XXIX domenica del Tempo Ordinario
Giornata Mondiale delle Missioni
Basilica di Santa Teresa di Gesù Bambino, Lisieux, 19 ottobre 2008

Cardinal Jose Saraiva Martins
Cardinal Jose Saraiva Martins

Testimoni dell’amore coniugale

“… splendete come astri nel mondo, tenendo alta la parola di vita”
Fil 2,15d-16a

Venerabili confratelli nell’Episcopato e nel Sacerdozio,
Eminenti Autorità,
Cari pellegrini, fratelli e sorelle, in Cristo.

“Degni del cielo”

In Storia di un’anima, Teresa scriveva : Ah, perdonami, Gesù, se sragiono volendo ridire i miei desideri, le mie speranze che si dilatano all’infinito ! Perdonami e risana la mia anima donandole ciò che spera ! … (Ms B, 2v°). Gesù ha sempre esaudito i desideri di Teresa ; anche quello che aveva confidato in una lettera al Reverendo Bellière, e che molti conoscono ormai a memoria : Il buon Dio mi ha dato un padre ed una madre più degni del Cielo che della terra (LT 261).

Ho appena terminato il Rito di Beatificazione con il quale il Santo Padre ha iscritto, congiuntamente, nel Libro dei Beati questi due coniugi. Si tratta di una prima un’importante la Beatificazione di Luigi Martin e Zelia Guérin che Teresa definiva genitori senza pari, degni del Cielo, terra santa e come tutta impregnata di profumo virginale.

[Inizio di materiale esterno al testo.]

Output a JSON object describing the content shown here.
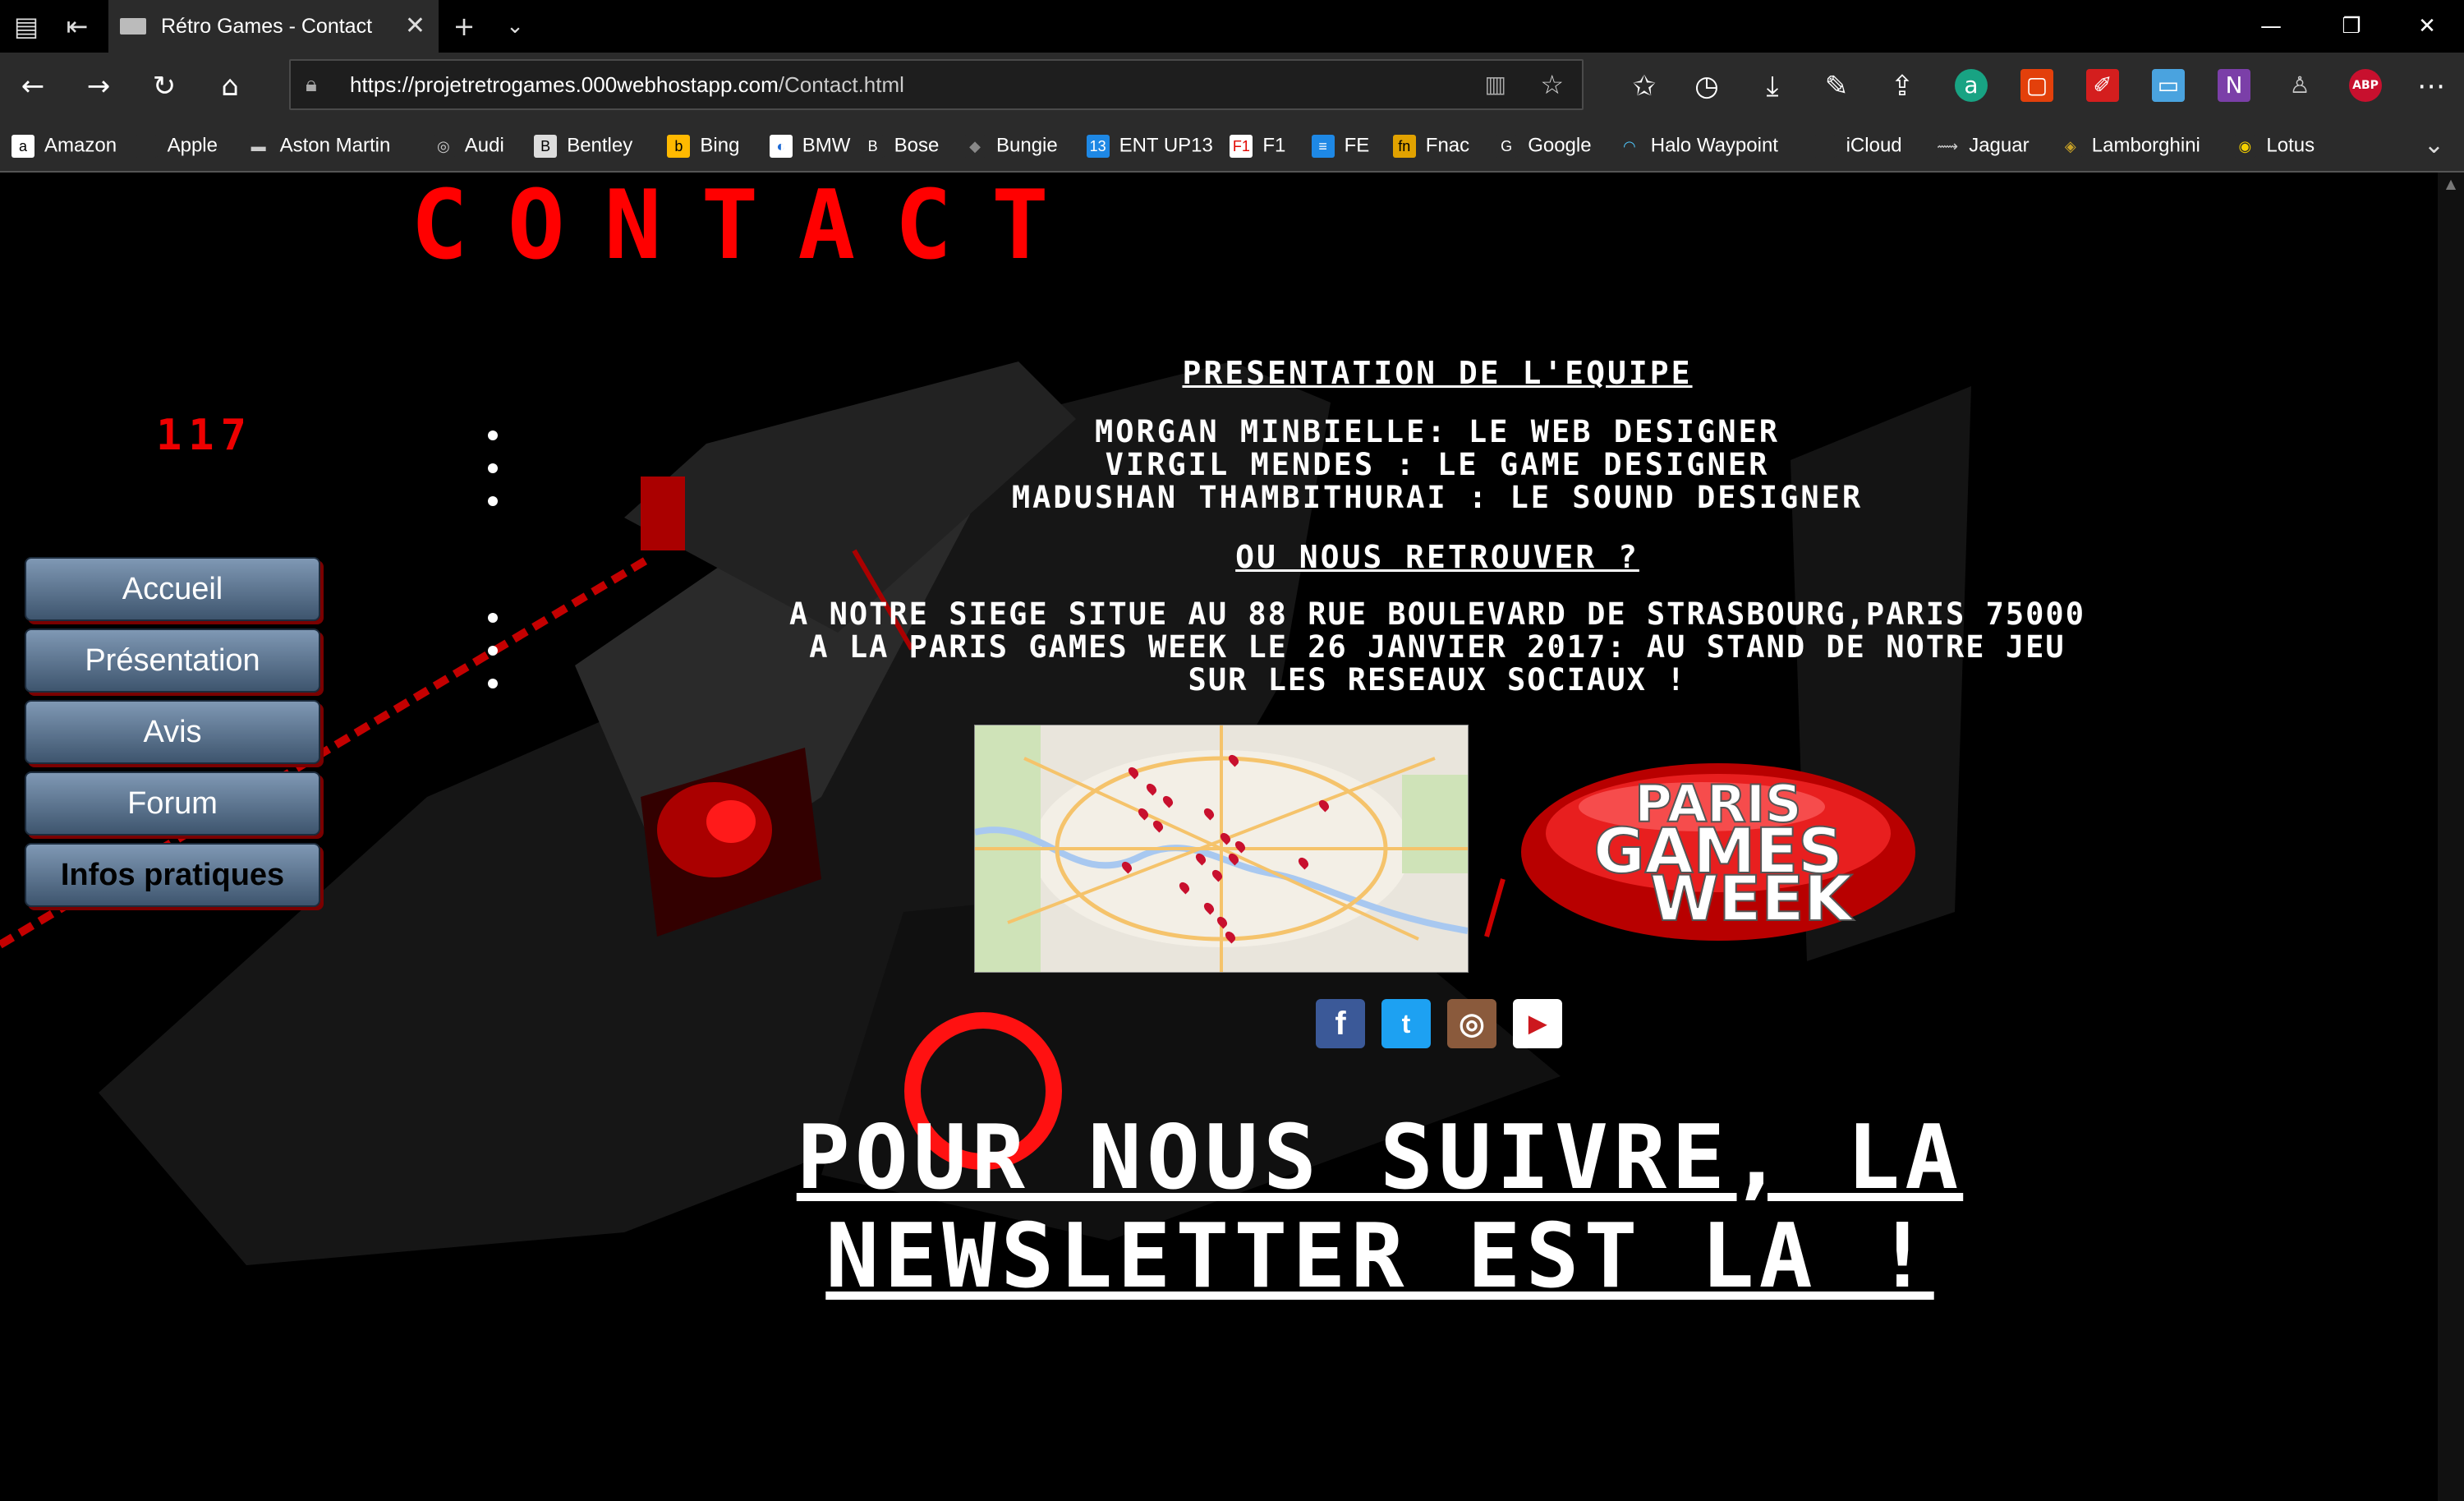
{
  "browser": {
    "tab_title": "Rétro Games - Contact",
    "url_host": "https://projetretrogames.000webhostapp.com",
    "url_path": "/Contact.html",
    "favorites": [
      {
        "label": "Amazon",
        "icon": "amazon-icon"
      },
      {
        "label": "Apple",
        "icon": "apple-icon"
      },
      {
        "label": "Aston Martin",
        "icon": "aston-martin-icon"
      },
      {
        "label": "Audi",
        "icon": "audi-icon"
      },
      {
        "label": "Bentley",
        "icon": "bentley-icon"
      },
      {
        "label": "Bing",
        "icon": "bing-icon"
      },
      {
        "label": "BMW",
        "icon": "bmw-icon"
      },
      {
        "label": "Bose",
        "icon": "bose-icon"
      },
      {
        "label": "Bungie",
        "icon": "bungie-icon"
      },
      {
        "label": "ENT UP13",
        "icon": "ent-icon"
      },
      {
        "label": "F1",
        "icon": "f1-icon"
      },
      {
        "label": "FE",
        "icon": "fe-icon"
      },
      {
        "label": "Fnac",
        "icon": "fnac-icon"
      },
      {
        "label": "Google",
        "icon": "google-icon"
      },
      {
        "label": "Halo Waypoint",
        "icon": "halo-icon"
      },
      {
        "label": "iCloud",
        "icon": "icloud-icon"
      },
      {
        "label": "Jaguar",
        "icon": "jaguar-icon"
      },
      {
        "label": "Lamborghini",
        "icon": "lamborghini-icon"
      },
      {
        "label": "Lotus",
        "icon": "lotus-icon"
      }
    ]
  },
  "page": {
    "title": "CONTACT",
    "counter": "117",
    "menu": [
      "Accueil",
      "Présentation",
      "Avis",
      "Forum",
      "Infos pratiques"
    ],
    "active_menu": "Infos pratiques",
    "team_heading": "Presentation de l'equipe",
    "team": [
      "Morgan Minbielle: le web designer",
      "Virgil Mendes : le game designer",
      "Madushan Thambithurai : le sound designer"
    ],
    "where_heading": "Ou nous retrouver ?",
    "locations": [
      "A notre siege situe au 88 rue Boulevard de Strasbourg,Paris 75000",
      "A la Paris Games Week le 26 janvier 2017: au stand de notre jeu",
      "Sur les reseaux sociaux !"
    ],
    "logo_text": [
      "PARIS",
      "GAMES",
      "WEEK"
    ],
    "socials": [
      {
        "name": "facebook",
        "glyph": "f",
        "color": "#3b5998"
      },
      {
        "name": "twitter",
        "glyph": "t",
        "color": "#1da1f2"
      },
      {
        "name": "instagram",
        "glyph": "◎",
        "color": "#8a5a3c"
      },
      {
        "name": "youtube",
        "glyph": "▶",
        "color": "#cc181e"
      }
    ],
    "newsletter": "Pour nous suivre, la newsletter est la !"
  },
  "colors": {
    "accent": "#ff0000",
    "menu_top": "#7f98b4",
    "menu_bottom": "#3e556e"
  }
}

Il mio cuore rende grazie a Dio per questa esemplare testimonianza di amore coniugale, capace di stimolare le famiglie cristiane nella pratica integrale delle virtù cristiane come ha stimolato Teresa.

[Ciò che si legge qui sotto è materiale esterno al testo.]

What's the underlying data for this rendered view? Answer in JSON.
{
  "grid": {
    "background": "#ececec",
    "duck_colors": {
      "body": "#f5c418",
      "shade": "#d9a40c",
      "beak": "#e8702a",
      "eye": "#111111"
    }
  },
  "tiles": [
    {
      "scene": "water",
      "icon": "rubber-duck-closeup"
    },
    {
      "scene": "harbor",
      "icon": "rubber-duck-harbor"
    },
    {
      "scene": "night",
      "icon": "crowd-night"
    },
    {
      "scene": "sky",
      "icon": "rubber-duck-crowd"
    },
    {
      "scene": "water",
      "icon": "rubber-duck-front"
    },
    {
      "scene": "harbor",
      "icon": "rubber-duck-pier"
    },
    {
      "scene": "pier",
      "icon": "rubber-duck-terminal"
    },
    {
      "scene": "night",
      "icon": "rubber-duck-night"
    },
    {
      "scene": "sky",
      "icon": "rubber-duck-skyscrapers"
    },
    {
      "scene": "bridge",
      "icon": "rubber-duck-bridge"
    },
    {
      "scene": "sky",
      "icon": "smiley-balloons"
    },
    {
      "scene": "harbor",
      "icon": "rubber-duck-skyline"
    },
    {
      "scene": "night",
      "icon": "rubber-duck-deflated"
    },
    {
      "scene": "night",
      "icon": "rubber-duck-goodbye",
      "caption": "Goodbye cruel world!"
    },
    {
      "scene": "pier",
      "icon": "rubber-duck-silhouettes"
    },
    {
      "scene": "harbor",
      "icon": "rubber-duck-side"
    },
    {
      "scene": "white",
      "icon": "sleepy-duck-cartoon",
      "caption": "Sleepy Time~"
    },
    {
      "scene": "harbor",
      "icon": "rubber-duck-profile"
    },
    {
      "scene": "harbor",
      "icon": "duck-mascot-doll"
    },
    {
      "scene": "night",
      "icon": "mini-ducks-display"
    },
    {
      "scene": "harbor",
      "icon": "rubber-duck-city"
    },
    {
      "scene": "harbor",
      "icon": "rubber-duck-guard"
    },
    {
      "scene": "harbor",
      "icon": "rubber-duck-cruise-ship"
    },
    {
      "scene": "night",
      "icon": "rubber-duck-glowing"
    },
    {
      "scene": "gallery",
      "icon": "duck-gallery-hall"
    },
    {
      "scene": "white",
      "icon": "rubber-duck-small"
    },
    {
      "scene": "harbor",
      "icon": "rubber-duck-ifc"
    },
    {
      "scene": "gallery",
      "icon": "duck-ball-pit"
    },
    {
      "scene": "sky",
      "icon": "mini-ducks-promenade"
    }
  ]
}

Mentre leggevo la Lettera Apostolica del Santo Padre, ho pensato a mio padre e a mia madre e vorrei, in questo momento, che anche voi pensiate al vostro papà ed alla vostra mamma ; insieme poi ringraziamo Dio per AVERCI CREATI e FATTI CRISTIANI attraverso l’amore coniugale dei nostri genitori. Se aver ricevuto la vita è una fatto meravigliosa, per noi cristiani è ancora più lodevole che i nostri genitori ci abbiano introdotti nella Chiesa, la sola capace di farci cristiani. Nessuno infatti può farsi cristiano per conto suo.

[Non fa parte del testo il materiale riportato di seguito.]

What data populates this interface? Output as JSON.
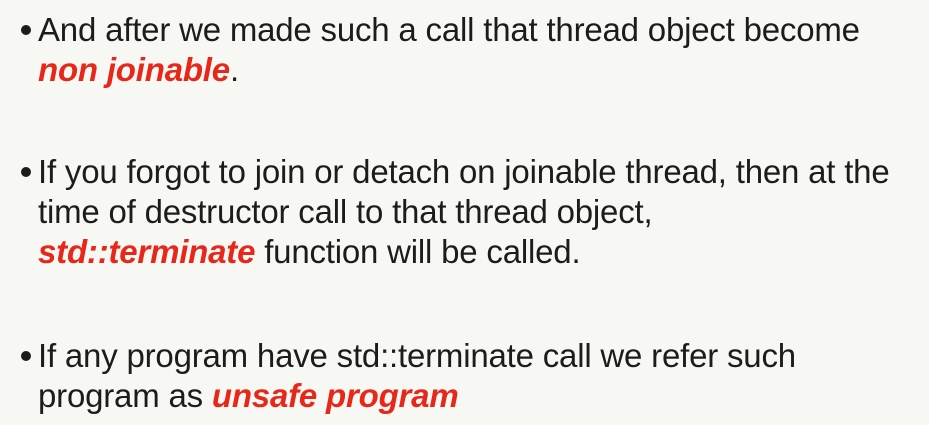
{
  "bullets": [
    {
      "before": "And after we made such a call that thread object become",
      "highlight": "non joinable",
      "after": "."
    },
    {
      "before": "If you forgot to join or detach on joinable thread, then at the time of destructor call to that thread object,",
      "highlight": "std::terminate",
      "after": " function will be called."
    },
    {
      "before": "If any program have std::terminate call we refer such program as",
      "highlight": "unsafe program",
      "after": ""
    }
  ],
  "colors": {
    "background": "#f7f8f3",
    "text": "#1c1c1c",
    "highlight": "#e8271b"
  }
}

Figli della terra di Normandia, un dono per tutti

Tra le vocazioni a cui gli uomini sono chiamati dalla Provvidenza, il matrimonio è uno dei più nobili e dei più elevati. Luigi e Zelia hanno capito che potevano diventare santi non malgrado il matrimonio, ma attraverso e con il matrimonio, e che lo stesso matrimonio doveva essere considerato come il punto di partenza di una salita a due. Oggi la Chiesa non ammira soltanto la santità di questi figli della terra di Normandia, un dono per tutti, ma si riflette in questa coppia di Beati che contribuiscono a rendere più splendido e bello l’abito nuziale della Chiesa. Non ammira solamente la santità della loro vita, ma riconosce in questa coppia la santità eminente dell’istituzione dell’amore coniugale, come è stato concepito dal Creatore stesso. L’amore coniugale di Luigi e Zelia è un puro riverbero dell’amore di Cristo per la sua Chiesa, ma è anche un puro riverbero dell’amore rispledente, senza macchia, nè ruga, o alcunché di simile, ma santo e immacolato (Ep 5,27) del modo con cui la Chiesa ama Cristo, il suo Sposo. Il Padre ci ha scelti prima della creazione del mondo, per essere santi e immacolati al suo cospetto nell’amore (Ef 1,4).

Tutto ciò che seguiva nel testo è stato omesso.